In the U.S. equity market, interest rate-sensitive sectors such as REITs and utilities outperformed for the week as investors anticipated a softening of interest rates. Industrial stocks were the worst performers for the week: Aerospace and defense fell the most as global tensions eased following the meeting of North and South Korean leaders.
Overseas, interest rate-sensitive real estate stocks outperformed on expectations for lower interest rates. European equities (especially financials) underperformed, also due to interest-rate expectations.
In the fixed-income markets, longer-duration Treasuries outperformed as interest rates peaked following a recent run up and then softened by the end of the week. International bonds, especially emerging markets debt, underperformed as investors worried about the impact of a strengthening dollar.
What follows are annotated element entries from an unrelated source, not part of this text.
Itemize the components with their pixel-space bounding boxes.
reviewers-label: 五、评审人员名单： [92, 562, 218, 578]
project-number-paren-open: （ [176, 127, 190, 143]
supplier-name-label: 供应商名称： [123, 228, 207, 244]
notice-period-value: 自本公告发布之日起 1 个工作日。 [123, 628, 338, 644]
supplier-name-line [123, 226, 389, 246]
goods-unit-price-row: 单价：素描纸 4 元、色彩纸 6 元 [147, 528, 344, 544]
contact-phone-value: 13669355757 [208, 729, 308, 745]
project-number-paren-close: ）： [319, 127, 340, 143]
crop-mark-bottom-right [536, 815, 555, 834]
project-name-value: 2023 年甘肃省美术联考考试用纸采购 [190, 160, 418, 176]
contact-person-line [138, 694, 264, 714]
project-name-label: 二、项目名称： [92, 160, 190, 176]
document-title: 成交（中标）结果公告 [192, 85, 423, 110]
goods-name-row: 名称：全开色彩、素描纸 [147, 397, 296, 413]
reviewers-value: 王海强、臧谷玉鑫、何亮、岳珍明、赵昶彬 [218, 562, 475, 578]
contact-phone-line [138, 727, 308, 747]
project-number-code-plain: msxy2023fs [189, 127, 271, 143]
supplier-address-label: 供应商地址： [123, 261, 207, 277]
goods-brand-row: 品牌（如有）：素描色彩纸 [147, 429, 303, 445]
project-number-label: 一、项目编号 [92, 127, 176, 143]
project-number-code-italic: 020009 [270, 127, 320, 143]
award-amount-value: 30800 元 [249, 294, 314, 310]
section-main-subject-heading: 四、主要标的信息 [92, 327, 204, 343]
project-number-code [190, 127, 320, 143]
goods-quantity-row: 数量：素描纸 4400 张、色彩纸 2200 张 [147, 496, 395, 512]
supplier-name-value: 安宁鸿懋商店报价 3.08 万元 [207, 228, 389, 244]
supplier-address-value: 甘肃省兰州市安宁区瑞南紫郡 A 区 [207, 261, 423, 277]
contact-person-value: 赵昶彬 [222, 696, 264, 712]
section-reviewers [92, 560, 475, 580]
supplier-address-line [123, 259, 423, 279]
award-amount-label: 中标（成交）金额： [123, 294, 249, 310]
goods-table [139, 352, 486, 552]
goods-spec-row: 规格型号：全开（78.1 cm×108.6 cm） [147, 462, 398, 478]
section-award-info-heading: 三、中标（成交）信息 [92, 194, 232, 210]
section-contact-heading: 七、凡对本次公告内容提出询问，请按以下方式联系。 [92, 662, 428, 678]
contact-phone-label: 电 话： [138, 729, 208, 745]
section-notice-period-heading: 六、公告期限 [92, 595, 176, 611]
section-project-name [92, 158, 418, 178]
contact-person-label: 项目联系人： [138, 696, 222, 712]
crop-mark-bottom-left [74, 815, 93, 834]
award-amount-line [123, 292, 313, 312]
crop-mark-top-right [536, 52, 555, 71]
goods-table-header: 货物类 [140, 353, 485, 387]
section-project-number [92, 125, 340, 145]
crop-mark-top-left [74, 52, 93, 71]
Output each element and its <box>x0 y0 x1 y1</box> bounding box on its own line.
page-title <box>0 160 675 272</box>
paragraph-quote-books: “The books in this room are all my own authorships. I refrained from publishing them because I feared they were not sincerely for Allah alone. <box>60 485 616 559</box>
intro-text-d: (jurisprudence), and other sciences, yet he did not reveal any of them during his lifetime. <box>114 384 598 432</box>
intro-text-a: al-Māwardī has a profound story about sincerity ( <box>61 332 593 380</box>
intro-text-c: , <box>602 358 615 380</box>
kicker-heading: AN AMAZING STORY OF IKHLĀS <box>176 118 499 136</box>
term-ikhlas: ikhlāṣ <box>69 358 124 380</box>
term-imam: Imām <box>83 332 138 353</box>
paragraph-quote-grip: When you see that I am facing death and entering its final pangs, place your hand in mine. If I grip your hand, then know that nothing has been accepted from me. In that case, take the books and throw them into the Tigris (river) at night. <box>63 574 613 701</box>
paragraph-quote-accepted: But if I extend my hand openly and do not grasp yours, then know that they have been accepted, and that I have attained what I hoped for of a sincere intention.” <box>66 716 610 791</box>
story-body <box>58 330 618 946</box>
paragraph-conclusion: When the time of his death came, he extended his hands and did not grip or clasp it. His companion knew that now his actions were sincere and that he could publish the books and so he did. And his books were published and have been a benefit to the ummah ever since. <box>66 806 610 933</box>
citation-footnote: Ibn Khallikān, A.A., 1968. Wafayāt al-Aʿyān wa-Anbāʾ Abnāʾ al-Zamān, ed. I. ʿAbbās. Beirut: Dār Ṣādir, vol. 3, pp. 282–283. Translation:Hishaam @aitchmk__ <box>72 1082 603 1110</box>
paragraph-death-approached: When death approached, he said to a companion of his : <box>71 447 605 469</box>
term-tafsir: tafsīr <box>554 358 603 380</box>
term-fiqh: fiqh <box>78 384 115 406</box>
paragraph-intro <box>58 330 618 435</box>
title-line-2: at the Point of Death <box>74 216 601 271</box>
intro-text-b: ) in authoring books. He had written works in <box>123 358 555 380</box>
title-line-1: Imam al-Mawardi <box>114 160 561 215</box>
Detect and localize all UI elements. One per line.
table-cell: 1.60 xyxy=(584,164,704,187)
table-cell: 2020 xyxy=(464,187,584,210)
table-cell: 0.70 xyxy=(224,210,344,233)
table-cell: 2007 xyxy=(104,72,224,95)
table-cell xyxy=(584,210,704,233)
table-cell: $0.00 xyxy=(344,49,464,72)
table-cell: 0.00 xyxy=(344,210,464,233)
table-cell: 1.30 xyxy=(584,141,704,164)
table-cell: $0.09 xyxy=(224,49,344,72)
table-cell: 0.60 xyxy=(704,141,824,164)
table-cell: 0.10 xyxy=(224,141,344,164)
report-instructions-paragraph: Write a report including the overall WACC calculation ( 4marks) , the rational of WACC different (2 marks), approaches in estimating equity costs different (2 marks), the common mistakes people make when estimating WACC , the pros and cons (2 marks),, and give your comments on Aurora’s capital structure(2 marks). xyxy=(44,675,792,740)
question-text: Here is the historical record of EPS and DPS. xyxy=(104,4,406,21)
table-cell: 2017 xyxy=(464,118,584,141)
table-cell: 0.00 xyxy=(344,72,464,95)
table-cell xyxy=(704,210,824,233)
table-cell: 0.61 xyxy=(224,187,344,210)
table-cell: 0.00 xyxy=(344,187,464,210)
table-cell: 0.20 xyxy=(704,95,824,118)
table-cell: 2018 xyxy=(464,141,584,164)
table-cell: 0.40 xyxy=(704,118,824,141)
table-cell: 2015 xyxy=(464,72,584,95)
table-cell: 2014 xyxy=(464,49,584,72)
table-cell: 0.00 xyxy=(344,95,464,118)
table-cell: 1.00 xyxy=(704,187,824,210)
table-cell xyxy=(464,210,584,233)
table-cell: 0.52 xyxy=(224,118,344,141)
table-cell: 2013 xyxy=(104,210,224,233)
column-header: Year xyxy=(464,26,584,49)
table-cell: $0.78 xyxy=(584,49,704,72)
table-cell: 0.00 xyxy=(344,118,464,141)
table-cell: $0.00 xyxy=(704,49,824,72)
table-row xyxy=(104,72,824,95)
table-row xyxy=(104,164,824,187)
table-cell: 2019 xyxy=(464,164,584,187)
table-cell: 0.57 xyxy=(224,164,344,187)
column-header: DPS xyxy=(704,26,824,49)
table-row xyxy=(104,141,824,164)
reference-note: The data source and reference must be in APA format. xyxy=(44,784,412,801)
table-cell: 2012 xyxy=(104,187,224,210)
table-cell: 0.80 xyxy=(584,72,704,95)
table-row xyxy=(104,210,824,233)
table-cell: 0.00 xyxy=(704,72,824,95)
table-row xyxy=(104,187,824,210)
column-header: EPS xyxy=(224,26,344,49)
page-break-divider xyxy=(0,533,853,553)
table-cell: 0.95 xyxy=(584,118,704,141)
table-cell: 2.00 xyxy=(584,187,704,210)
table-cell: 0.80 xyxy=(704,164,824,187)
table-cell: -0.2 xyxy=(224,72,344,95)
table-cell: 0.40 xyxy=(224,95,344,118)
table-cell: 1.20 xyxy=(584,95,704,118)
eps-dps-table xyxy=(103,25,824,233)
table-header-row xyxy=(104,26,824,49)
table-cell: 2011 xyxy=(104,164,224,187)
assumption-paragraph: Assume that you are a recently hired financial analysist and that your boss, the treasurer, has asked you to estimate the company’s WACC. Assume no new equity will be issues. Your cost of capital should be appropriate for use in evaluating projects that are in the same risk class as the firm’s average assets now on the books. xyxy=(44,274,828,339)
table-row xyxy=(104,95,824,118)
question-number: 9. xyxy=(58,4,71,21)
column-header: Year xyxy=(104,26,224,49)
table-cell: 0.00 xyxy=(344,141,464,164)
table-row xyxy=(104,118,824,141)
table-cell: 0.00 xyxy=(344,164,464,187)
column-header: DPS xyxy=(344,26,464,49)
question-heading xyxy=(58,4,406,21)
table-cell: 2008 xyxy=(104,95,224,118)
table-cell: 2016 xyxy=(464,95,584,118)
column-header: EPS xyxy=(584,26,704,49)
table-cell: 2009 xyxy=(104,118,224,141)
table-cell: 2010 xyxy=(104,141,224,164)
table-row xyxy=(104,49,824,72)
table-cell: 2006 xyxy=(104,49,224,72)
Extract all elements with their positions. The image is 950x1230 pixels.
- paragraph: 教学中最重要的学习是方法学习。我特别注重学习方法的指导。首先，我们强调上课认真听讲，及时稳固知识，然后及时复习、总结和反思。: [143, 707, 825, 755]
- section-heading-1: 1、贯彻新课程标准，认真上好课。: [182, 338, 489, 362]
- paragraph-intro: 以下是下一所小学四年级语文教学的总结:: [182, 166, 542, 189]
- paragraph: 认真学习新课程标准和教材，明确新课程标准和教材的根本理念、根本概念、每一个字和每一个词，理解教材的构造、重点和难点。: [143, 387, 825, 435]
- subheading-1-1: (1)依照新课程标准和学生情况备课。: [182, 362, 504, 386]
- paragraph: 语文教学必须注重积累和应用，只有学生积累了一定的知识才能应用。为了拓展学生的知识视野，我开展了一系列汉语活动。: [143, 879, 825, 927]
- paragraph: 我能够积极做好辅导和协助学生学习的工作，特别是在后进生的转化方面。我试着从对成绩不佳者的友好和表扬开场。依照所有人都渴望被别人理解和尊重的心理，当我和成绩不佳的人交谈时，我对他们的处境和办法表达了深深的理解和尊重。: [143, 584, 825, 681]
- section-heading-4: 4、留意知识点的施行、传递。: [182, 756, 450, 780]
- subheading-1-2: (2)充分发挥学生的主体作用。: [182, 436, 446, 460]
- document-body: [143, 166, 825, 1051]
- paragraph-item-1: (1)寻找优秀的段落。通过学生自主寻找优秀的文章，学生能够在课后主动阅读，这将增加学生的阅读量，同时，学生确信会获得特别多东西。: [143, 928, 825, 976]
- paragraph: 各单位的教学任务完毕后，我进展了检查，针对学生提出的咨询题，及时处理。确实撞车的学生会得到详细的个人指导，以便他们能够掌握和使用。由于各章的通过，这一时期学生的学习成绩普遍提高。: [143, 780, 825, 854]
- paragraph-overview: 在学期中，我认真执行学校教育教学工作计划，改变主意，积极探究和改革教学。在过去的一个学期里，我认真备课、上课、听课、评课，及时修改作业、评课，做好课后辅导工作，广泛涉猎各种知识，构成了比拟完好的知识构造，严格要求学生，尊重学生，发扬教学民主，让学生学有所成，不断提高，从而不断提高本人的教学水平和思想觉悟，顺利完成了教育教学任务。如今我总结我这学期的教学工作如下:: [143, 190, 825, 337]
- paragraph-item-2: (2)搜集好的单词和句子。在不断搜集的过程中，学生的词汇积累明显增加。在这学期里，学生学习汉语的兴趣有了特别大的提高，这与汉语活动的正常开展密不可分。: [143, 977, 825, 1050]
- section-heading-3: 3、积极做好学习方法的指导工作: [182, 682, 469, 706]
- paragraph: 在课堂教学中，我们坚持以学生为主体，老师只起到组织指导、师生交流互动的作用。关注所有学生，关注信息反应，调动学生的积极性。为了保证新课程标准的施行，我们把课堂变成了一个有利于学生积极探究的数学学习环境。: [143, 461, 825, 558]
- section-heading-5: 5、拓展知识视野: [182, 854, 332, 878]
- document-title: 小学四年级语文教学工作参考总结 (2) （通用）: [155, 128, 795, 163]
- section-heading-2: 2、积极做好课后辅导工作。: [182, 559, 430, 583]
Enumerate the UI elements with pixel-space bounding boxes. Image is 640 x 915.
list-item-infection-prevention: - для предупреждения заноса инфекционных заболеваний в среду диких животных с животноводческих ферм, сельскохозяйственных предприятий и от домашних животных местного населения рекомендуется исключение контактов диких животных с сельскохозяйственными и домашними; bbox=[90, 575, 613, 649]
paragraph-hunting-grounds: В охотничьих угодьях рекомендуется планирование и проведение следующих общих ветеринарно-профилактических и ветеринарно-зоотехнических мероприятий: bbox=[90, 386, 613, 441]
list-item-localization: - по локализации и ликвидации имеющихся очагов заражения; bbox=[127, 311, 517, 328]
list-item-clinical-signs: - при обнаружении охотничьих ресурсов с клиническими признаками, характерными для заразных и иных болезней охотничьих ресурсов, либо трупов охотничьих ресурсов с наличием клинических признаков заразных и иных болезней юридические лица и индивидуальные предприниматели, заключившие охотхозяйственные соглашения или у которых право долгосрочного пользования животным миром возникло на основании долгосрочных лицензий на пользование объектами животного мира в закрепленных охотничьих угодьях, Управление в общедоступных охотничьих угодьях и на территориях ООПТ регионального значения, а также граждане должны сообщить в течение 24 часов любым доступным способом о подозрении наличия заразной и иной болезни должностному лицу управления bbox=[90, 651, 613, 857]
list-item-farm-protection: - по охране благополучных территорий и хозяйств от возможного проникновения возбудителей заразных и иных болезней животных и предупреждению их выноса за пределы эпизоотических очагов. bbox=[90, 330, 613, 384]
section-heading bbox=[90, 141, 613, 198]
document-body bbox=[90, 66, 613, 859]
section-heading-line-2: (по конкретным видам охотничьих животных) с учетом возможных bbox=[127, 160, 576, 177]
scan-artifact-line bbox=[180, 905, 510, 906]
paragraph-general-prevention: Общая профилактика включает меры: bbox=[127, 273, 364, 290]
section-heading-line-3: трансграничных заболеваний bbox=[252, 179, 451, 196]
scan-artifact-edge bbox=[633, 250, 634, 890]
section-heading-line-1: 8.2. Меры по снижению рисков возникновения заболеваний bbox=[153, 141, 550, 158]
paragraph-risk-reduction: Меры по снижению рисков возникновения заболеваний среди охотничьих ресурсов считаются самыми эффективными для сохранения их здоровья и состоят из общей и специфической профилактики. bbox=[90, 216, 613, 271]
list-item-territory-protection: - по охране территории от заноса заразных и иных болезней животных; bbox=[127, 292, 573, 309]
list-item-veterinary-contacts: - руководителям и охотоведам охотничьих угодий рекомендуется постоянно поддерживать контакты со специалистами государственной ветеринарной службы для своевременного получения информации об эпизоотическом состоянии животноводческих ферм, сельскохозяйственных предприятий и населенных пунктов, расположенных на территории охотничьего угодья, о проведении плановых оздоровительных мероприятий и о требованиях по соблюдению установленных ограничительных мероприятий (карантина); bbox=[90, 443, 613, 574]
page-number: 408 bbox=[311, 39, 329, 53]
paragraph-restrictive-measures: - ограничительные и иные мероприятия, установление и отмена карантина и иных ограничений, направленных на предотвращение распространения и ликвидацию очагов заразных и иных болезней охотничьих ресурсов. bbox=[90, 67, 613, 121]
GAIN: Active Asset Allocation
Most equity markets around the globe were flat to down last week, and there was some additional realized volatility due to earnings season. The markets are trying to digest some new signs of inflation and a surprisingly strong GDP report.
Overall, U.S. and broad-based international markets posted roughly the same returns. In the U.S., large-company stocks beat small-caps for the week, while value outperformed growth. Bonds had an equally uneventful week, with very little separation between the returns of various fixed-income sectors.
One noteworthy exception was the U.S. dollar, which gained 1.3% for the week, due in part to rising bond yields.
PROTECT: Risk Assist
Markets were relatively quiet last week. Volatility expectations fell as strong corporate earnings announcements and signs of reduced tensions between North Korea and South Korea helped remove some uncertainty. For example, the CBOE Volatility Index (VIX) ended the week at around 15—lower than its long-term historical average.
The Risk Assist portfolios continue to be modestly de-risked, and we will be updating our volatility forecasts during the coming week.
SPEND: Real Spend
Global stocks and broad-based bonds posted similar returns last week, and both asset classes were roughly flat for the week. Over the past 12 months, well-known global stock indices have outpaced bond indices by more than 15%.
Yield-focused investments were volatile. Long-duration bond prices were hit hard early in the week as the yield on the 10-year U.S. Treasury hit 3%, but then reversed course to end the week up slightly. Equity-based yield plays like REITs and infrastructure did well, while preferred stocks and emerging markets bonds lost ground.
This week, the Fed’s preferred measure of inflation–core PCE–will be released, and should offer insight into how the most conservative of the various inflation gauges looks in light of the surprisingly good GDP number Friday.